Yuhi Fujinami

Personal information
- Native name: 藤波勇飛
- Born: May 27, 1996 (age 30) Mie, Japan
- Height: 1.73 m (5 ft 8 in)
- Relative: Akari Fujinami (sister)

Sport
- Sport: Wrestling
- Weight class: 74 kg
- Event: Freestyle
- Coached by: Yuji Takada (club) Shigeki Nishiguchi (national) Kenji Inoue (national)

Medal record
Men's freestyle wrestling
Representing Japan
World Championships
| Bronze medal – third place | 2017 Paris | 70 kg |
World Cup
| Bronze medal – third place | 2018 Iowa | Team |
Asian Games
| Bronze medal – third place | 2018 Jakarta | 74 kg |
Junior World Championships
| Silver medal – second place | 2015 Salvador da Bahia | 66 kg |
| Bronze medal – third place | 2016 Macon | 66 kg |
Junior Asian Championships
| Silver medal – second place | 2014 Ulaanbaatar | 66 kg |
Cadet World Championships
| Silver medal – second place | 2013 Zrenjanin | 63 kg |

= Yuhi Fujinami =

Japanese freestyle wrestler (born 1996)

Yuhi Fujinami (藤波勇飛, Fujinami Yuhi) is a Japanese freestyle wrestler.

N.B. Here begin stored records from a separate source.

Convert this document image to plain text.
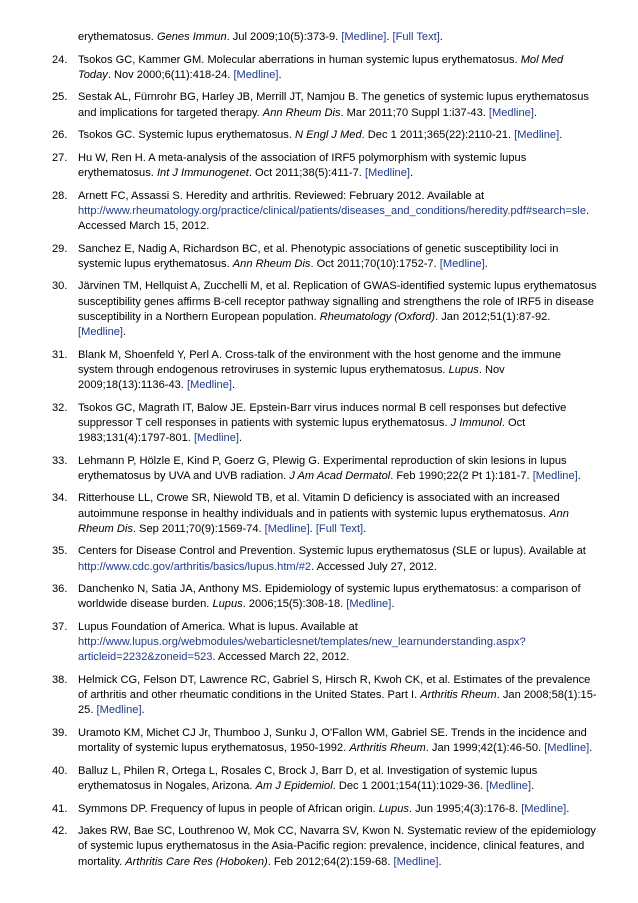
erythematosus. Genes Immun. Jul 2009;10(5):373-9. [Medline]. [Full Text].
24. Tsokos GC, Kammer GM. Molecular aberrations in human systemic lupus erythematosus. Mol Med Today. Nov 2000;6(11):418-24. [Medline].
25. Sestak AL, Fürnrohr BG, Harley JB, Merrill JT, Namjou B. The genetics of systemic lupus erythematosus and implications for targeted therapy. Ann Rheum Dis. Mar 2011;70 Suppl 1:i37-43. [Medline].
26. Tsokos GC. Systemic lupus erythematosus. N Engl J Med. Dec 1 2011;365(22):2110-21. [Medline].
27. Hu W, Ren H. A meta-analysis of the association of IRF5 polymorphism with systemic lupus erythematosus. Int J Immunogenet. Oct 2011;38(5):411-7. [Medline].
28. Arnett FC, Assassi S. Heredity and arthritis. Reviewed: February 2012. Available at http://www.rheumatology.org/practice/clinical/patients/diseases_and_conditions/heredity.pdf#search=sle. Accessed March 15, 2012.
29. Sanchez E, Nadig A, Richardson BC, et al. Phenotypic associations of genetic susceptibility loci in systemic lupus erythematosus. Ann Rheum Dis. Oct 2011;70(10):1752-7. [Medline].
30. Järvinen TM, Hellquist A, Zucchelli M, et al. Replication of GWAS-identified systemic lupus erythematosus susceptibility genes affirms B-cell receptor pathway signalling and strengthens the role of IRF5 in disease susceptibility in a Northern European population. Rheumatology (Oxford). Jan 2012;51(1):87-92. [Medline].
31. Blank M, Shoenfeld Y, Perl A. Cross-talk of the environment with the host genome and the immune system through endogenous retroviruses in systemic lupus erythematosus. Lupus. Nov 2009;18(13):1136-43. [Medline].
32. Tsokos GC, Magrath IT, Balow JE. Epstein-Barr virus induces normal B cell responses but defective suppressor T cell responses in patients with systemic lupus erythematosus. J Immunol. Oct 1983;131(4):1797-801. [Medline].
33. Lehmann P, Hölzle E, Kind P, Goerz G, Plewig G. Experimental reproduction of skin lesions in lupus erythematosus by UVA and UVB radiation. J Am Acad Dermatol. Feb 1990;22(2 Pt 1):181-7. [Medline].
34. Ritterhouse LL, Crowe SR, Niewold TB, et al. Vitamin D deficiency is associated with an increased autoimmune response in healthy individuals and in patients with systemic lupus erythematosus. Ann Rheum Dis. Sep 2011;70(9):1569-74. [Medline]. [Full Text].
35. Centers for Disease Control and Prevention. Systemic lupus erythematosus (SLE or lupus). Available at http://www.cdc.gov/arthritis/basics/lupus.htm/#2. Accessed July 27, 2012.
36. Danchenko N, Satia JA, Anthony MS. Epidemiology of systemic lupus erythematosus: a comparison of worldwide disease burden. Lupus. 2006;15(5):308-18. [Medline].
37. Lupus Foundation of America. What is lupus. Available at http://www.lupus.org/webmodules/webarticlesnet/templates/new_learnunderstanding.aspx?articleid=2232&zoneid=523. Accessed March 22, 2012.
38. Helmick CG, Felson DT, Lawrence RC, Gabriel S, Hirsch R, Kwoh CK, et al. Estimates of the prevalence of arthritis and other rheumatic conditions in the United States. Part I. Arthritis Rheum. Jan 2008;58(1):15-25. [Medline].
39. Uramoto KM, Michet CJ Jr, Thumboo J, Sunku J, O'Fallon WM, Gabriel SE. Trends in the incidence and mortality of systemic lupus erythematosus, 1950-1992. Arthritis Rheum. Jan 1999;42(1):46-50. [Medline].
40. Balluz L, Philen R, Ortega L, Rosales C, Brock J, Barr D, et al. Investigation of systemic lupus erythematosus in Nogales, Arizona. Am J Epidemiol. Dec 1 2001;154(11):1029-36. [Medline].
41. Symmons DP. Frequency of lupus in people of African origin. Lupus. Jun 1995;4(3):176-8. [Medline].
42. Jakes RW, Bae SC, Louthrenoo W, Mok CC, Navarra SV, Kwon N. Systematic review of the epidemiology of systemic lupus erythematosus in the Asia-Pacific region: prevalence, incidence, clinical features, and mortality. Arthritis Care Res (Hoboken). Feb 2012;64(2):159-68. [Medline].
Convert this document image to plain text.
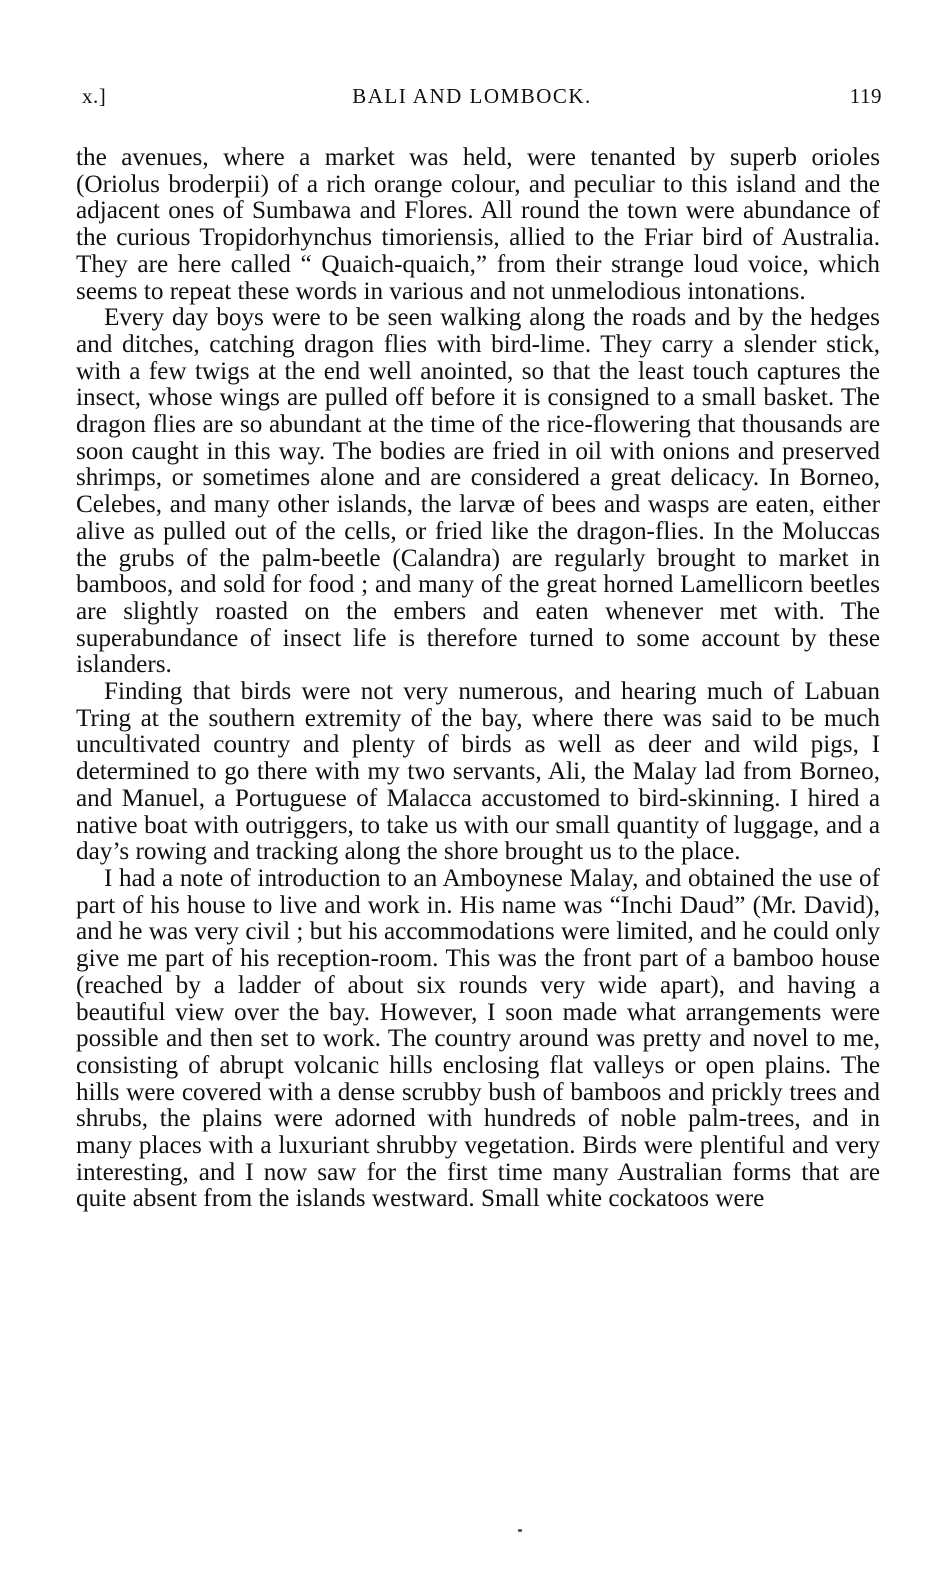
x.]	BALI AND LOMBOCK.	119

the avenues, where a market was held, were tenanted by superb orioles (Oriolus broderpii) of a rich orange colour, and peculiar to this island and the adjacent ones of Sumbawa and Flores. All round the town were abundance of the curious Tropidorhynchus timoriensis, allied to the Friar bird of Australia. They are here called “ Quaich-quaich,” from their strange loud voice, which seems to repeat these words in various and not unmelodious intonations.

Every day boys were to be seen walking along the roads and by the hedges and ditches, catching dragon flies with bird-lime. They carry a slender stick, with a few twigs at the end well anointed, so that the least touch captures the insect, whose wings are pulled off before it is consigned to a small basket. The dragon flies are so abundant at the time of the rice-flowering that thousands are soon caught in this way. The bodies are fried in oil with onions and preserved shrimps, or sometimes alone and are considered a great delicacy. In Borneo, Celebes, and many other islands, the larvæ of bees and wasps are eaten, either alive as pulled out of the cells, or fried like the dragon-flies. In the Moluccas the grubs of the palm-beetle (Calandra) are regularly brought to market in bamboos, and sold for food ; and many of the great horned Lamellicorn beetles are slightly roasted on the embers and eaten whenever met with. The superabundance of insect life is therefore turned to some account by these islanders.

Finding that birds were not very numerous, and hearing much of Labuan Tring at the southern extremity of the bay, where there was said to be much uncultivated country and plenty of birds as well as deer and wild pigs, I determined to go there with my two servants, Ali, the Malay lad from Borneo, and Manuel, a Portuguese of Malacca accustomed to bird-skinning. I hired a native boat with outriggers, to take us with our small quantity of luggage, and a day’s rowing and tracking along the shore brought us to the place.

I had a note of introduction to an Amboynese Malay, and obtained the use of part of his house to live and work in. His name was “Inchi Daud” (Mr. David), and he was very civil ; but his accommodations were limited, and he could only give me part of his reception-room. This was the front part of a bamboo house (reached by a ladder of about six rounds very wide apart), and having a beautiful view over the bay. However, I soon made what arrangements were possible and then set to work. The country around was pretty and novel to me, consisting of abrupt volcanic hills enclosing flat valleys or open plains. The hills were covered with a dense scrubby bush of bamboos and prickly trees and shrubs, the plains were adorned with hundreds of noble palm-trees, and in many places with a luxuriant shrubby vegetation. Birds were plentiful and very interesting, and I now saw for the first time many Australian forms that are quite absent from the islands westward. Small white cockatoos were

A former Japan national champion, he won bronze medals at the 2017 World Championships and 2018 Asian Games. He took up wrestling aged eight at the wrestling gym of his father, Toshikazu Fujinami, a wrestling coach and a former wrestler. He has a degree in law from the Yamanashi Gakuin University.